Future Now
The IFTF Blog
Collaborative Consumption and Food Distribution
Danielle Sacks' recent article on sharing has gotten a fair amount of attention, and rightly so, for providing a great overview of the sharing economy, or what we've also talked about around here as collaborative consumption. The basic premise is that a variety of goods--cars, power tools, guest rooms--simply linger around wasting space when we don't use them, and that in the coming years, we should expect to see a boom in services like ZipCar that let people share goods without owning them. Implicit in many, though by no means all of these services, is a certain sort of localism--after all, I can't very well share a car with someone on another continent. But what if we could use the concept of sharing excess capacity to create tangible social connections across continents and to reduce unnecessary inequalities?
This, it turns out, is the premise of a World Food Programme effort called We Feedback, which is a collaborative consumption initiative, that also has the potential to double as a really solid dieting plan. According to their site, the program works as follows:
You choose your favorite food, put it into the Feedback Calculator along with the estimated cost, and then calculate how many hungry children this would feed. The next step is to donate exactly that amount. Or, if you want, you donate multiples of that amount. In this way you feedback more portions of your favorite food.
At this point you are already a member of the WeFeedback community. But in order to participate fully, there is another step: share details of your favorite food and your feedback with others. You can do this through your networks, if you ask them to join WeFeedback. They then ask their networks and before you know it, we have thousands of people like you using their networking skills to raise awareness for a great cause.
In other words, the We Feedback site is aimed at addressing the incredibly poor distribution of food--that has simultaneously left 1 billion people worldwide hungry at the same time that another billion are overweight. Last month, my colleague David Evan Harris and I, without knowing of the existence of We Feedback, discussed how a project like We Feedback could also function as an incredible dieting tool, akin to The Good Gym, which encourages younger people to exercise by tasking them with visiting seniors, dropping off groceries, socializing, or otherwise making exercise into a social obligation. It's easy to imagine a similar dynamic with food - imagine if you could see that your ability to stick to your diet and skip a late night snack didn't simply impact your weight, but could directly impact whether or not a family somewhere else in the world went to bed hungry.
The potential of an initiative like We Feedback points toward the potential to help with a second, broader point here that is often raised about sharing: Namely that sharing goods would naturally seem to limit production and sales, which makes the practice simultaneously very good food the environment but very bad for jobs and labor. David Roberts described the problem as follows:
From an environmental perspective, it's a way for that fond and long-held hope, dematerialization, to start getting real traction. It turns out the ownership model, in and of itself, builds in a huge amount of resource inefficiency. We buy things that, by definition, as individuals, we cannot utilize fully, and they spend most of their time simply being owned (think of all your books and CDs, if you still have them). Now the ownership model is beginning to give way to the access model, wherein what's prized is access to services and experiences....

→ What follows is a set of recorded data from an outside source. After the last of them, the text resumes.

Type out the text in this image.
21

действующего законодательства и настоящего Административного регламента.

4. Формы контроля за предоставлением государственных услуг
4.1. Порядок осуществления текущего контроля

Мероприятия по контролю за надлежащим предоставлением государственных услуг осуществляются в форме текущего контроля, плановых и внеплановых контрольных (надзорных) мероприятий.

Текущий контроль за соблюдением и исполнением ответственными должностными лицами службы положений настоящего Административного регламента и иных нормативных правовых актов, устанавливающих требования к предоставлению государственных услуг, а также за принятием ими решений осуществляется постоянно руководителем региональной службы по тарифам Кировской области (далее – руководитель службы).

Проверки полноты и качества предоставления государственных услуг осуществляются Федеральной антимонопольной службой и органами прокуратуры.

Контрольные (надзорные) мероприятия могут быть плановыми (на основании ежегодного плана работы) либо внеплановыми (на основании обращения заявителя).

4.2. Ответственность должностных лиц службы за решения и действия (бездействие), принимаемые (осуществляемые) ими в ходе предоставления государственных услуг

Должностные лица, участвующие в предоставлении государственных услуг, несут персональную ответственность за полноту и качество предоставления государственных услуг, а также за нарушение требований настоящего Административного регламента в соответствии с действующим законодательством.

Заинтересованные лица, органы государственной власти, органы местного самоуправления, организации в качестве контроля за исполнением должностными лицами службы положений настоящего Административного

From an economic perspective, this puts real stress on the conventional ways of assessing an economy's performance. As sharing spreads, more and more socially productive activity will be "off the books" -- no money will exchange hands, or if it does, it will be be a direct exchange, which, if it can be tracked at all, will basically count as a gift. Enterprises like Wikipedia, YouTube, and open-source software, which are based on the coordination of distributed, voluntary efforts ("social production"), add hugely to consumer welfare but do not produce much if any in the way of profits.
Of course, something like We Feedback doesn't completely address this problem. But I think it points toward a path for the future of sharing. Food, after all, is not the only thing we have in abundance in certain parts of the world and are lacking in in others. As with food, we are oversupplying one part of the world, and undersupplying the other.
In one sense, the idea that we might correct that oversupply by consuming less is pretty frightening economically--it points toward a continued future of few jobs and financial struggles. But in another sense, I think it points toward a separate opportunity--not to continue to oversupply the wealthy, but to take advantage of emerging practices around sharing and social connection to help rebalance global supply challenges.
(Big thanks to David Evan Harris, who first suggested the idea of diet plans based around transferring food from people who want to lose weight to people who don't have enough to eat; additional thanks to my colleague Rachel Maguire who pointed us to the We Feedback site.)